Stories making headlines across New Zealand at noon included the ideal location to go skinny dipping in New Zealand, a former All Black bad boy who is off the wagon and the latest school game could render your child unconcious.

Mount Maunganui is apparently the ideal North Island location to have a go at beating the world record for skinny dipping.

Former All Black bad boy, Zac Guildford, who vowed to give up drinking until at least the end of 2012, is off the wagon again.

Apparently the latest game primary school kids are playing is called "blackout" which came to authorities attention after a boy was left unconscious and bleeding.


Search and Rescue have described Colin Webb as an "idiot" after he got stuck on a sandbar and set off a flare horizontally which almost hit a house and the next one went off in the boat.

A Northland pensioner whose efforts to raise money for hospice were nearly quashed by health authorities three years ago has notched up a milestone.

People who sleep flat on their stomach with their body outstretched apparently feel like they're not in control of their life, because the way you sleep apparently reflects the way you feel.

After biting his partner's face, Joseph Tira Rangi ended up in court but was granted bail to attend his 15 year old son's son's funeral and then he took off.

What do Italian food, New Zealand comedians and a tasting of Craggy Range's premiere wine collection have in common?

Have you ever wondered what really matters to Rotorua men? Meanwhile a few brave men turned out to enjoy the second annual Handbag Heaven.

Stress levels for Hawke's Bay high school students will tomorrow reach new highs.

Northland drivers are being offered some of New Zealand's lowest priced petrol.

If you could vote in New Zealand and the United States who would you vote for?

About 200 ocean-going yachts have been hurrying for shelter from hurricanes in Northland's marinas.

Two tuatara in Northland finally have a name.

Hamilton beachgoers can take advantage of summer holiday bus services to Raglan and return this year.

Donning number 14 welding glasses is the best way to view next week's solar eclipse.

Just three weeks after shutting down, Kaikohe's Castle Duo is back.

Boy band Titanium member Andrew Papas says Stop the Hate.

A Bay of Plenty woman was left traumatised after hearing details of a sexual abuse case on a jury that brought back horrific memories for her.

Some relief is on the way for Northlanders sick of the chilly fickle spring weather.

Faced with yet another person in the dock on a drink driving charge, the judge asked: "Is there something in the water here?"

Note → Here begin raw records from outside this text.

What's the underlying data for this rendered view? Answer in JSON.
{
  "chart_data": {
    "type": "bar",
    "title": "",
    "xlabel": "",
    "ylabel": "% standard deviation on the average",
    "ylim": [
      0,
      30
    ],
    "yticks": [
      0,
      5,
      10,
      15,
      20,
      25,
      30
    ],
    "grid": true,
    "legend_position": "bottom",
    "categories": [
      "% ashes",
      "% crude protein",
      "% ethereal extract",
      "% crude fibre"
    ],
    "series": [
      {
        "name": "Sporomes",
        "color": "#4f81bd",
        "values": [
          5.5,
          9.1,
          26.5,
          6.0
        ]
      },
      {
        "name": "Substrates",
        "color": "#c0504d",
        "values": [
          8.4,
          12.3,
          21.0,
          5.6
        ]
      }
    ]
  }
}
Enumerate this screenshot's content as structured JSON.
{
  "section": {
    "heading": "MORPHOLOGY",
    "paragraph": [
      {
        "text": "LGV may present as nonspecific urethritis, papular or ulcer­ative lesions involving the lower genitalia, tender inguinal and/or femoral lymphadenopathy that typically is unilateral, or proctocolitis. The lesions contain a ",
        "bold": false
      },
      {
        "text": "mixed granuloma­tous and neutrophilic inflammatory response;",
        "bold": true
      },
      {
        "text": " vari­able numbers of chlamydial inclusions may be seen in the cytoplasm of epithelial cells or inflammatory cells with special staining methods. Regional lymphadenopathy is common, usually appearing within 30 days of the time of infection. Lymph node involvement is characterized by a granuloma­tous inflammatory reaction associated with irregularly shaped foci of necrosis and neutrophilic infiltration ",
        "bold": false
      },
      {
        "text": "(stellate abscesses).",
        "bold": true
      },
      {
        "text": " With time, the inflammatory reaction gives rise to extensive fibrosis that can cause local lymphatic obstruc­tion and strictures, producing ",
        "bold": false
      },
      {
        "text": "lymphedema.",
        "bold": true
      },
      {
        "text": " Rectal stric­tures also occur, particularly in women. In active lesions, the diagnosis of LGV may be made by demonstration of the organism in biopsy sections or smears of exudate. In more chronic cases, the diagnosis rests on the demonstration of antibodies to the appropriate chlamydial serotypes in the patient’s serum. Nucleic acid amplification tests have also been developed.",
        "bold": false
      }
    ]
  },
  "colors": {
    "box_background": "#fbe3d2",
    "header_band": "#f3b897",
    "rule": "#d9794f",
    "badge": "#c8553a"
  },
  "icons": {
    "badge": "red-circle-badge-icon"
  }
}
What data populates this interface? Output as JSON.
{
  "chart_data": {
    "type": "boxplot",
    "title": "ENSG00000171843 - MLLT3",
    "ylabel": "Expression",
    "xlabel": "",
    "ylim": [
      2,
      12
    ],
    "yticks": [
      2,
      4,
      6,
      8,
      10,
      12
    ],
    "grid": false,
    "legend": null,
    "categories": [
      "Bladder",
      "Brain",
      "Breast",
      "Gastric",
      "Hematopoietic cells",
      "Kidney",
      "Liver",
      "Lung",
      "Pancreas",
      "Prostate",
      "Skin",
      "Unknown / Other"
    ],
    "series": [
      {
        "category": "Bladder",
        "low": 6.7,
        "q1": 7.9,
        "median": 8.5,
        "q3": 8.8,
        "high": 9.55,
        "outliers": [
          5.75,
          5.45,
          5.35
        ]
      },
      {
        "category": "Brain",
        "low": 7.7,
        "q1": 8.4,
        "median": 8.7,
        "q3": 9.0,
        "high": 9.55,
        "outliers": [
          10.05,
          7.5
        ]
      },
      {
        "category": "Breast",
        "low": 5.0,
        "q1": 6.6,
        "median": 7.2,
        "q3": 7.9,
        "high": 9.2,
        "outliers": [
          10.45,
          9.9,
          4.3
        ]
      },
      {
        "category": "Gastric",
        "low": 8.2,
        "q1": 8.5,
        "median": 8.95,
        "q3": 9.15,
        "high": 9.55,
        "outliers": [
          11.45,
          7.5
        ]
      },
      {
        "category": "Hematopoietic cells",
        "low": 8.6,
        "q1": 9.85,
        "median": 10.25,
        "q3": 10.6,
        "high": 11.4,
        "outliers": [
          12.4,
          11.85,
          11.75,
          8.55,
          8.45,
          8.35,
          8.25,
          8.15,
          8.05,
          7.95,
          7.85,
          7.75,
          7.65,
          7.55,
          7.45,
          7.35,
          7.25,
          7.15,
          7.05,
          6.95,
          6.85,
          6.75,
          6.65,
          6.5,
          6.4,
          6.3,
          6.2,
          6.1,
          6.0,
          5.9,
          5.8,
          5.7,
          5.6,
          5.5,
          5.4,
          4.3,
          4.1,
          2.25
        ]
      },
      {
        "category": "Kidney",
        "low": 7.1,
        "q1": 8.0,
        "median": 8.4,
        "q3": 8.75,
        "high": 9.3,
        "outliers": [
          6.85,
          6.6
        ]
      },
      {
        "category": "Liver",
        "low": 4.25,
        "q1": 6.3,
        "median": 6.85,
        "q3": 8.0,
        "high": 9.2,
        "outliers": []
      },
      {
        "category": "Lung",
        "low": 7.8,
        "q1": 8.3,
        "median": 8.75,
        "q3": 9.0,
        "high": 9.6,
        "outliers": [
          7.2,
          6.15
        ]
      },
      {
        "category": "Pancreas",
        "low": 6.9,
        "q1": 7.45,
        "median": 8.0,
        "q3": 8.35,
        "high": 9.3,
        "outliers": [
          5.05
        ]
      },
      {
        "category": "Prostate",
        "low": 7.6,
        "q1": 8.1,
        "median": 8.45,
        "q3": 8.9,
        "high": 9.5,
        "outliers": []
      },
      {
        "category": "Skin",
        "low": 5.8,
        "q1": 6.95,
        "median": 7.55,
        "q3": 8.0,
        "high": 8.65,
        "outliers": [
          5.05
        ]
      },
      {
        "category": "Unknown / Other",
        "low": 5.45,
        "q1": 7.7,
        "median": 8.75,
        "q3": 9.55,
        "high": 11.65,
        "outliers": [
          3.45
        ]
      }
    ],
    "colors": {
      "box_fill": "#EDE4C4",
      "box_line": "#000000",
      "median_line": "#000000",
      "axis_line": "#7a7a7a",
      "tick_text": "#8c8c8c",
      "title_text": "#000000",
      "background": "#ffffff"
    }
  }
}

The first adoption day held at the Scratching Post on Broadway was a great success.

Gonville resident Betty Murphy has had her faith in people restored.

Cecil owes owes Inland Revenue more than $170,000.

Debbie Kennett has never enjoyed fireworks and was particulary upset when a 16-year-old threw a firework onto the roof and set her house on fire.

Post-earthquake Christchurch is now apparently an extremely dynamic place to live and work.

A 25-year-old man remains in a serious but stable condition in Dunedin Hospital after an alleged car-surfing incident.

Meanwhile in Oamaru, Ethan Raabe was relieved to hear Barack Obama had been elected for another term.